The one thing to remember about decorators is that they shouldn't interfere with readability: a decorator that automatically right-slashes file names won't surprise readers, but one which causes a function that looks like it returns string to return numbers instead will generate a lot of confusion.
Python has a high magic quotient; you can change a lot about the behavior of basic Python entities, allowing you to customize many aspects of how your code looks and acts. In the right circumstances this is a very powerful tool: you can write code that more clearly and concisely expresses its intent if you know how to use advanced techniques. However, this is a power that should be used sparingly: it's very easy for a system to become so sophisticated that it's incomprehensible to any one except the author -- or, sometimes, including the author once a few months have passed.
There's no hard and fast rule to knowing when the time for magic has come, but a good rule of thumb to start with is actually aesthetic. Consider the case of a class that acts as a vector for vector math:
class Vector (object):
def __init__(self, x, y, z):
self.x = x
self.y = y
self.z = z
def add_in_place(self, othervector):
self.x += othervector.x
self.y += othervector.y
self.z += othervector.z
@classmethod
def add (cls, vector1, vector2):
return Vector (vector1.x + vector2.x, vector1.y + vector2.y, vector1.z + vector2.z)

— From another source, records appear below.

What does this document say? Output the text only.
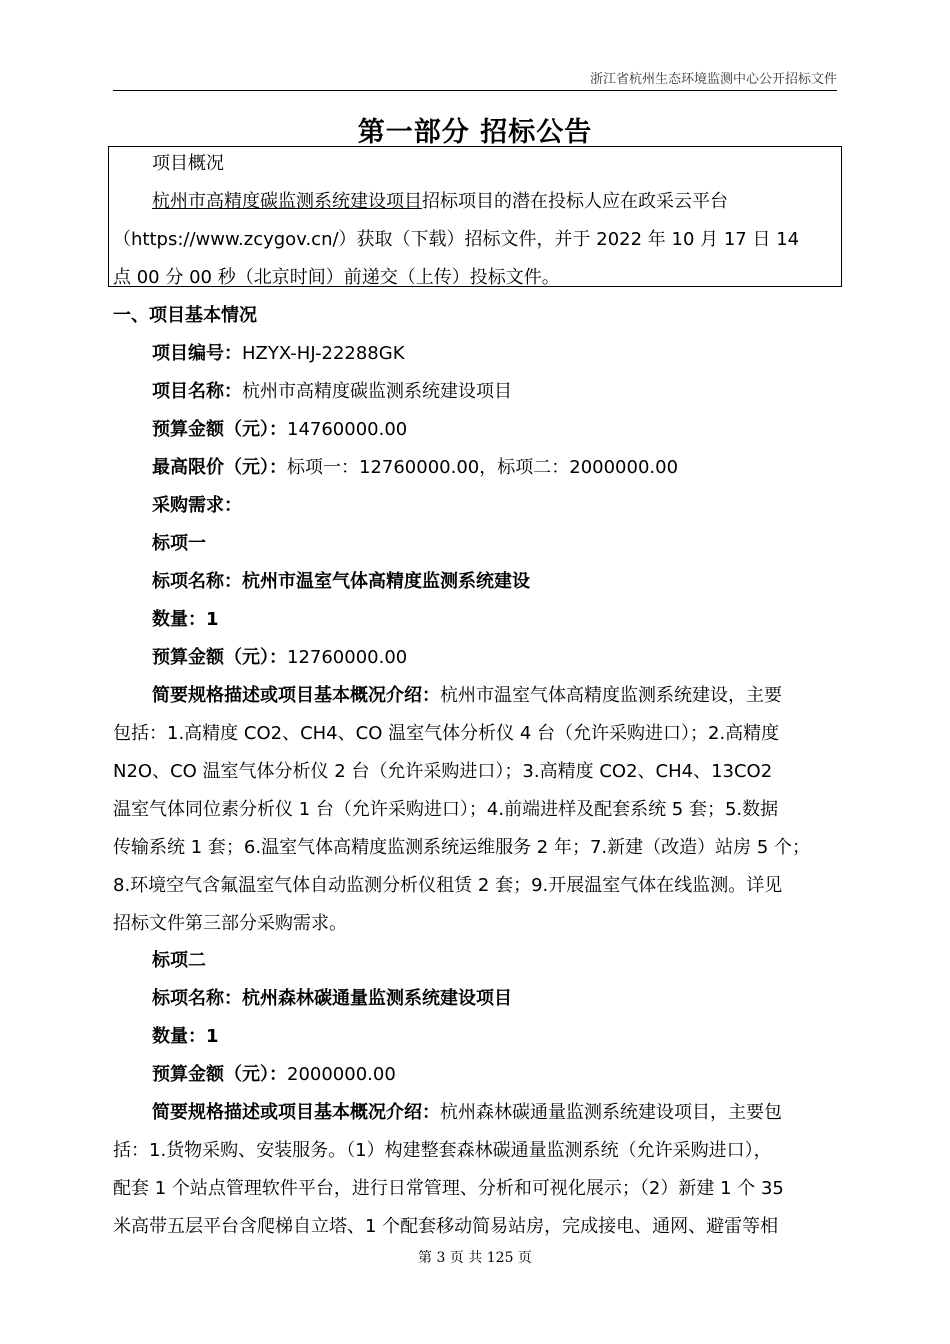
浙江省杭州生态环境监测中心公开招标文件
第一部分 招标公告
项目概况
杭州市高精度碳监测系统建设项目招标项目的潜在投标人应在政采云平台
（https://www.zcygov.cn/）获取（下载）招标文件，并于 2022 年 10 月 17 日 14
点 00 分 00 秒（北京时间）前递交（上传）投标文件。
一、项目基本情况
项目编号：HZYX-HJ-22288GK
项目名称：杭州市高精度碳监测系统建设项目
预算金额（元）：14760000.00
最高限价（元）：标项一：12760000.00，标项二：2000000.00
采购需求：
标项一
标项名称：杭州市温室气体高精度监测系统建设
数量：1
预算金额（元）：12760000.00
简要规格描述或项目基本概况介绍：杭州市温室气体高精度监测系统建设，主要
包括：1.高精度 CO2、CH4、CO 温室气体分析仪 4 台（允许采购进口）；2.高精度
N2O、CO 温室气体分析仪 2 台（允许采购进口）；3.高精度 CO2、CH4、13CO2
温室气体同位素分析仪 1 台（允许采购进口）；4.前端进样及配套系统 5 套；5.数据
传输系统 1 套；6.温室气体高精度监测系统运维服务 2 年；7.新建（改造）站房 5 个；
8.环境空气含氟温室气体自动监测分析仪租赁 2 套；9.开展温室气体在线监测。详见
招标文件第三部分采购需求。
标项二
标项名称：杭州森林碳通量监测系统建设项目
数量：1
预算金额（元）：2000000.00
简要规格描述或项目基本概况介绍：杭州森林碳通量监测系统建设项目，主要包
括：1.货物采购、安装服务。（1）构建整套森林碳通量监测系统（允许采购进口），
配套 1 个站点管理软件平台，进行日常管理、分析和可视化展示；（2）新建 1 个 35
米高带五层平台含爬梯自立塔、1 个配套移动简易站房，完成接电、通网、避雷等相
第 3 页 共 125 页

# imagine similar methods for subtraction, multiplication and so on...
v1 = Vector (1, 2, 3)
v1.add_in_place(Vector(4,5,6))
# Vector(5,7,9)
v2 = Vector.add(v1, Vector (4, 2, 0))
# Vector(9,9,9)
This works pretty well -- but it violates a basic expectation for vector math, namely, that you can use standard mathematical notations (with all the other things they imply, like order of operations, commutation, and so on). Here a small investment in 'magic' makes sense:
class Vector (object):
def __init__(self, x, y, z):
self.x = x
self.y = y
self.z = z
# inplace addition
def __iadd__(self, othervector):
self.x += othervector.x
self.y += othervector.y
self.z += othervector.z
# addition
def __add__ (self, vector2):
return Vector (self.x + vector2.x, self.y + vector2.y, self.z + vector2.z)

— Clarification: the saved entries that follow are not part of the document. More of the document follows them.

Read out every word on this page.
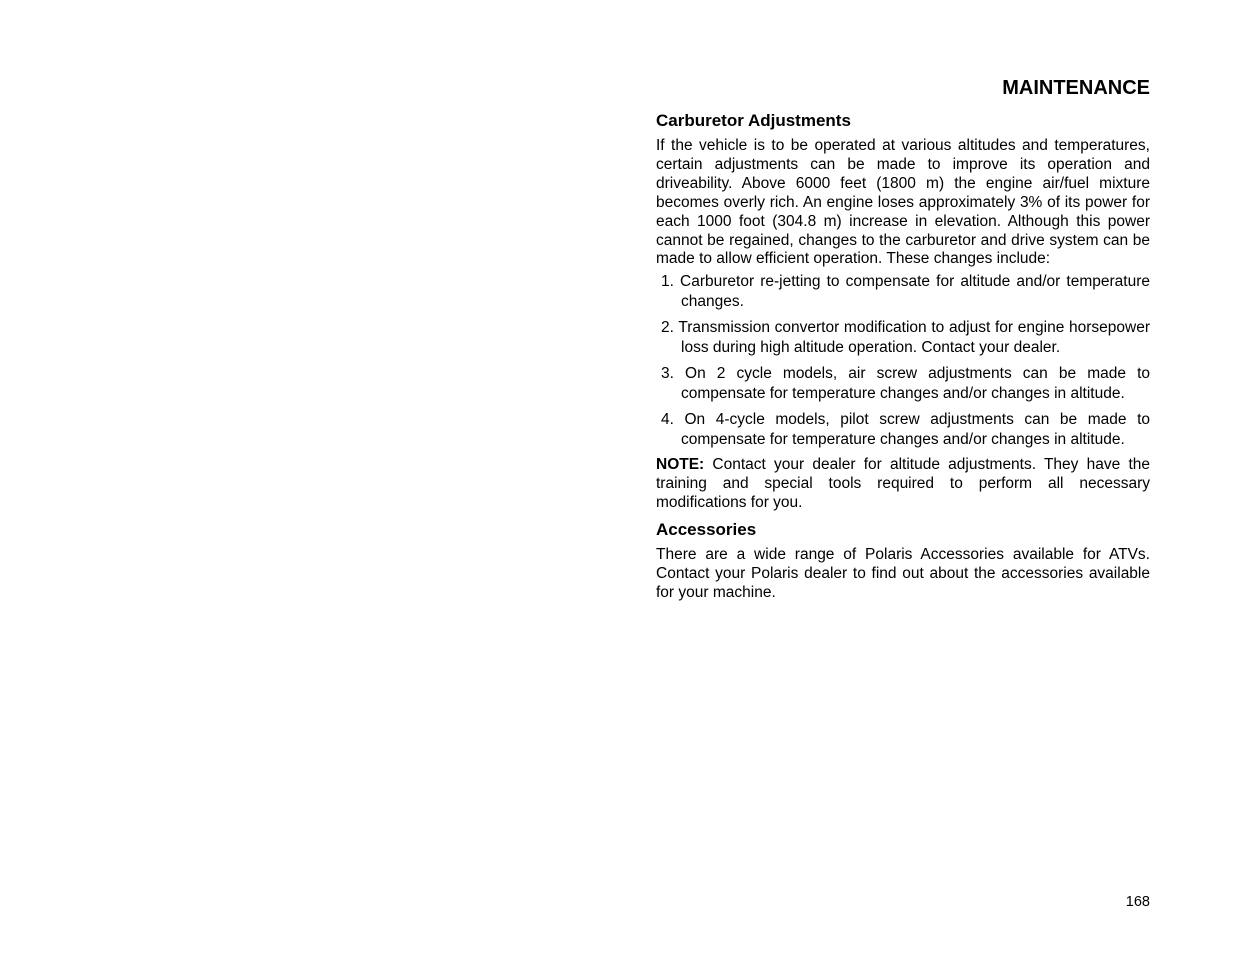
MAINTENANCE
Carburetor Adjustments
If the vehicle is to be operated at various altitudes and temperatures, certain adjustments can be made to improve its operation and driveability. Above 6000 feet (1800 m) the engine air/fuel mixture becomes overly rich. An engine loses approximately 3% of its power for each 1000 foot (304.8 m) increase in elevation. Although this power cannot be regained, changes to the carburetor and drive system can be made to allow efficient operation. These changes include:
1. Carburetor re-jetting to compensate for altitude and/or temperature changes.
2. Transmission convertor modification to adjust for engine horsepower loss during high altitude operation. Contact your dealer.
3. On 2 cycle models, air screw adjustments can be made to compensate for temperature changes and/or changes in altitude.
4. On 4-cycle models, pilot screw adjustments can be made to compensate for temperature changes and/or changes in altitude.
NOTE: Contact your dealer for altitude adjustments. They have the training and special tools required to perform all necessary modifications for you.
Accessories
There are a wide range of Polaris Accessories available for ATVs. Contact your Polaris dealer to find out about the accessories available for your machine.
168
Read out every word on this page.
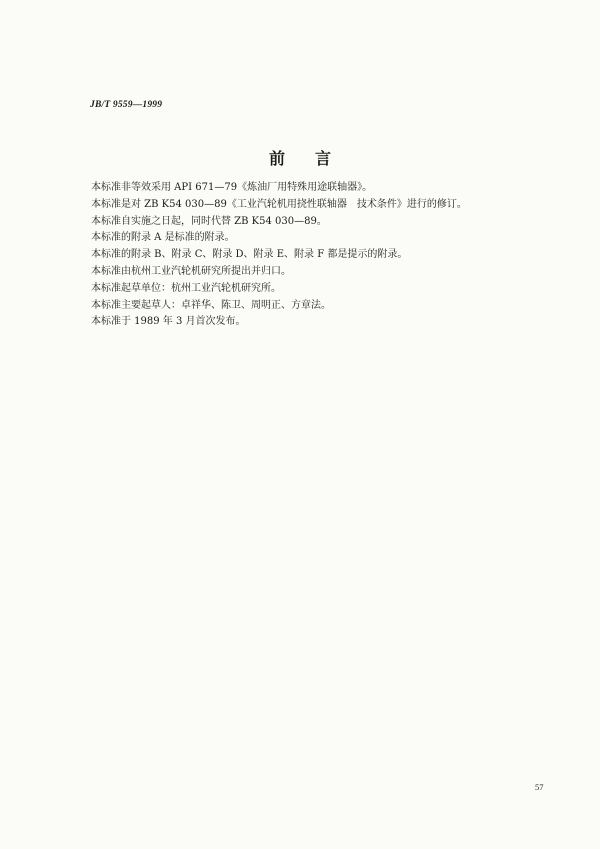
JB/T 9559—1999
前言
本标准非等效采用 API 671—79《炼油厂用特殊用途联轴器》。
本标准是对 ZB K54 030—89《工业汽轮机用挠性联轴器　技术条件》进行的修订。
本标准自实施之日起，同时代替 ZB K54 030—89。
本标准的附录 A 是标准的附录。
本标准的附录 B、附录 C、附录 D、附录 E、附录 F 都是提示的附录。
本标准由杭州工业汽轮机研究所提出并归口。
本标准起草单位：杭州工业汽轮机研究所。
本标准主要起草人：卓祥华、陈卫、周明正、方章法。
本标准于 1989 年 3 月首次发布。
57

# there are similar magic methods for subraction, multiplication etc.
v1 = Vector (1, 2, 3)
v1 += Vector(4, 5, 6)
v2 = v1 + Vector(4, 2, 0)
The functional part of the code is no different but this class operates in an appropriate problem space. The win in readability is strong, but the underlying relationships are still easy to parse. That's some white magic.

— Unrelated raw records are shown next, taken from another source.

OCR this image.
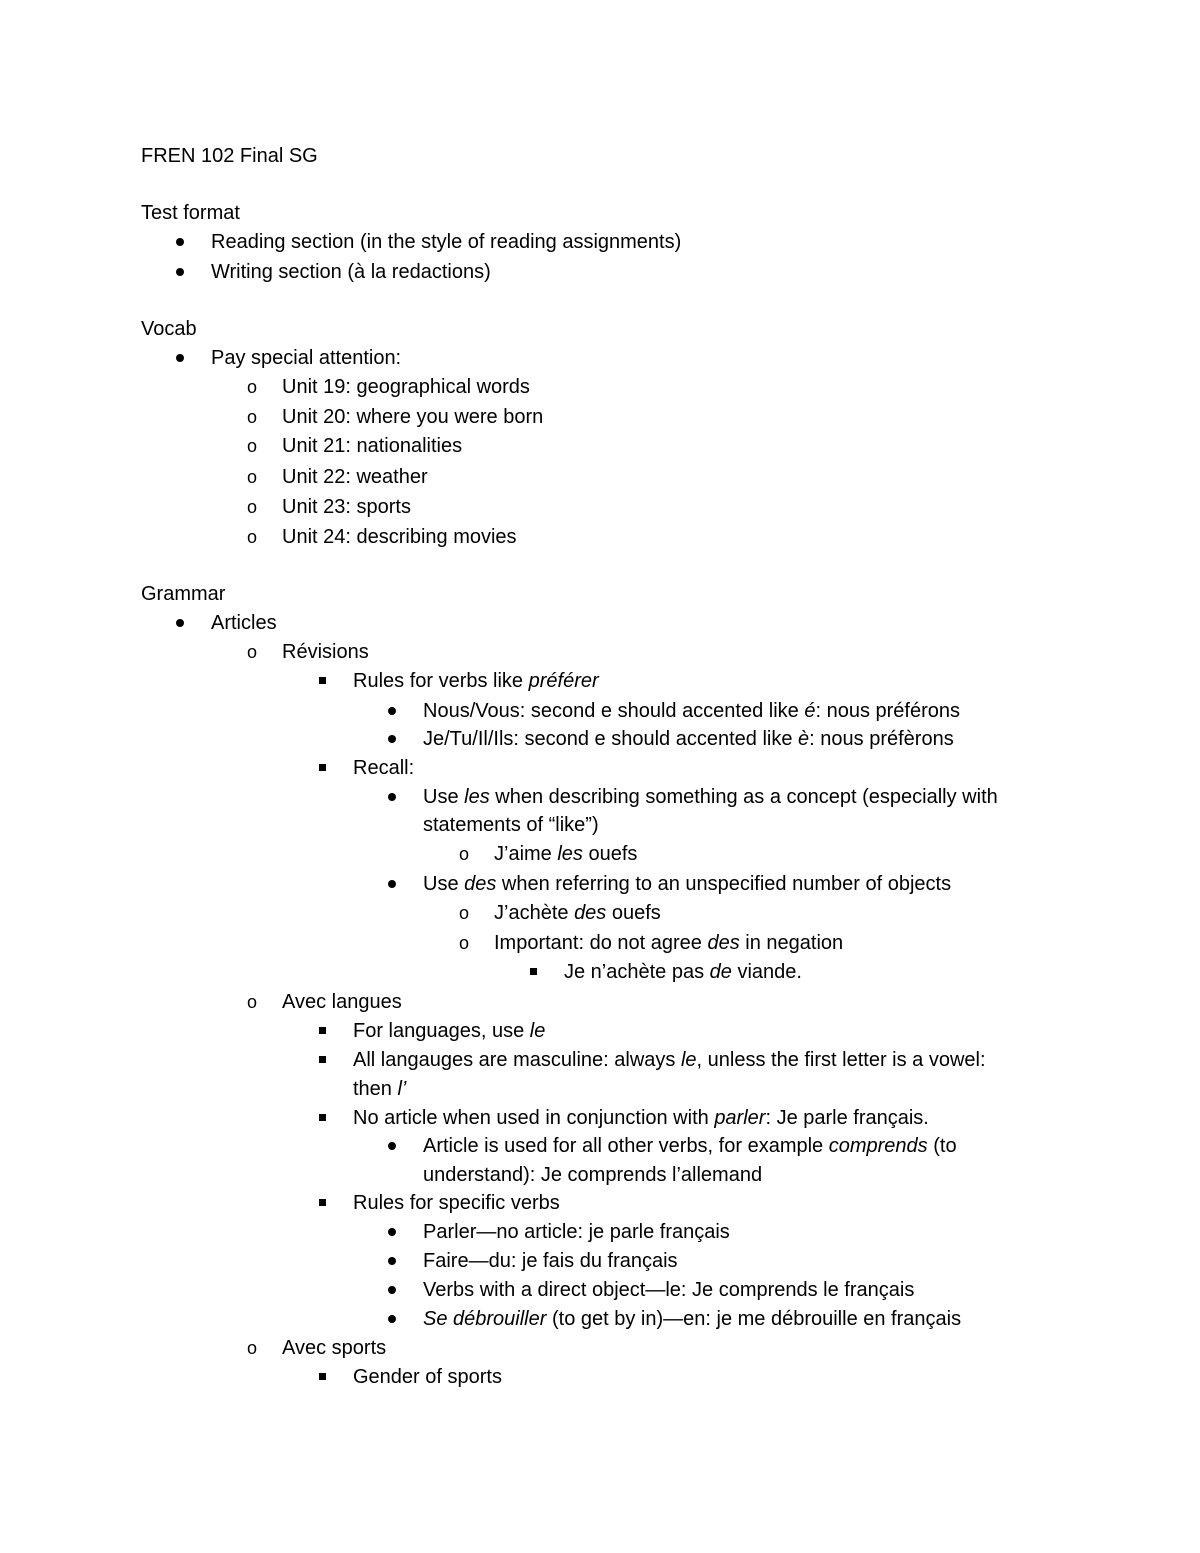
FREN 102 Final SG
Test format
Reading section (in the style of reading assignments)
Writing section (à la redactions)
Vocab
Pay special attention:
o Unit 19: geographical words
o Unit 20: where you were born
o Unit 21: nationalities
o Unit 22: weather
o Unit 23: sports
o Unit 24: describing movies
Grammar
Articles
o Révisions
Rules for verbs like préférer
Nous/Vous: second e should accented like é: nous préférons
Je/Tu/Il/Ils: second e should accented like è: nous préfèrons
Recall:
Use les when describing something as a concept (especially with
statements of “like”)
o J’aime les ouefs
Use des when referring to an unspecified number of objects
o J’achète des ouefs
o Important: do not agree des in negation
Je n’achète pas de viande.
o Avec langues
For languages, use le
All langauges are masculine: always le, unless the first letter is a vowel:
then l’
No article when used in conjunction with parler: Je parle français.
Article is used for all other verbs, for example comprends (to
understand): Je comprends l’allemand
Rules for specific verbs
Parler—no article: je parle français
Faire—du: je fais du français
Verbs with a direct object—le: Je comprends le français
Se débrouiller (to get by in)—en: je me débrouille en français
o Avec sports
Gender of sports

On the other hand there are times when the magic is too deep and you risk tangling with Things Better Left Alone. Python metaclasses earned this quote for a reason:
“Metaclasses are deeper magic than 99% of users should ever worry about. If you wonder whether you need them, you don’t (the people who actually need them know with certainty that they need them, and don’t need an explanation about why).” — Tim Peters
There really are legit applications for metaclasses, but they are rare (and often, the temptation to find uses coincides a bit too much with learning about metaclasses for the first time). If you're considering a metaclass -- or other highly involved techniques like runtime monkey-patching -- be sure you're actually solving the problem and not embracing cleverness for its own sake.